I'll be back again in a few days with a new recipe!


  1. It all looks good, and even though you didn't get to venture out of your hotel much, you still got to try a few new and interesting things! The nshima looks pretty plain but when covered in a sauce I'm sure it's good!

    1. Yes, the nshima was extremely plain on its own so I always ate it with plenty of sauce and vegetables!

  2. So excited to read this post--I always nerd out over seeing what other vegetarians eat when they travel. :D And it's so funny that you got Afghani food in Zambia! I love Afghani food, especially the bread. Yum.

    I don't know if they have it in Canada, but there's a brand of ginger ale here called Blenheim that's REALLY spicy. If you like ginger, you'll love it! And if you have a Jamaican market anywhere near you, they usually sell spicy ginger beer too.

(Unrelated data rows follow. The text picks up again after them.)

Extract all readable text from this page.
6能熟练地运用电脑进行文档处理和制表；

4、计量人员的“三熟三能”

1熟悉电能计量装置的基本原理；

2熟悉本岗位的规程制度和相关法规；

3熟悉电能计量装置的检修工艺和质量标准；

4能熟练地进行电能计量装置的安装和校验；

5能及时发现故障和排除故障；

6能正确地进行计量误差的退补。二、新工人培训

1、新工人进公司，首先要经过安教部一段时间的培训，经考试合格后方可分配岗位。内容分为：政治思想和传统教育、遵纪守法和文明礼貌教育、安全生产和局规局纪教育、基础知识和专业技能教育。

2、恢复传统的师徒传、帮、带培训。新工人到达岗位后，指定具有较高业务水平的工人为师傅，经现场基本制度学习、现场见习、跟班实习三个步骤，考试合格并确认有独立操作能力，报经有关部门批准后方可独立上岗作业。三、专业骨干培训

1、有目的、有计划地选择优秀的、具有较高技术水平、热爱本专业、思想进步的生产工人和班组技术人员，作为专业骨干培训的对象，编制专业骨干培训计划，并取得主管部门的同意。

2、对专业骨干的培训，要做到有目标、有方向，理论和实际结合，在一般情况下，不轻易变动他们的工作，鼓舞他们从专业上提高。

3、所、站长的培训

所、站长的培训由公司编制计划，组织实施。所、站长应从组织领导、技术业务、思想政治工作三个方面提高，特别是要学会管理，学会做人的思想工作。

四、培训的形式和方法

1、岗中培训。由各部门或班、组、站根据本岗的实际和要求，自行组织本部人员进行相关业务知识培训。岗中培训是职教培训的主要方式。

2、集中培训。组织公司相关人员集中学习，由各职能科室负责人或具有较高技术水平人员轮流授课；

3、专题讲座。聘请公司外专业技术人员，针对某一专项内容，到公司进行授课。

    1. Haha...It actually seemed easier to find food from other cultures than it was to find authentic Zambian food!
      Thanks for the tips on the ginger ale and ginger beer - I love anything with a spicy ginger kick, so I'll keep my eye out for Blenheim!

  3. wow.. lots of fun travel! the nshima with all the sauce and veggies sounds like a good option. ginger beer.. hmm that too tingling ginger beer :)

    1. Haha...I don't think I even made the connection that it was called Tingling ginger beer! I guess it did tingle a bit!

  4. Oh my goodness...that crocodile!!! :)

    Love the photos. So glad you were able to try so many fun foods!!

    1. Thanks for stopping by! I'm glad I got to try different things too, although it would have been nice to go to one of the local restaurants!

  5. What a great trip, I knwo the Buffet would probably have gotten old for me and woudl have had a blast at the Afgahni restaurant - thanks for Sharing!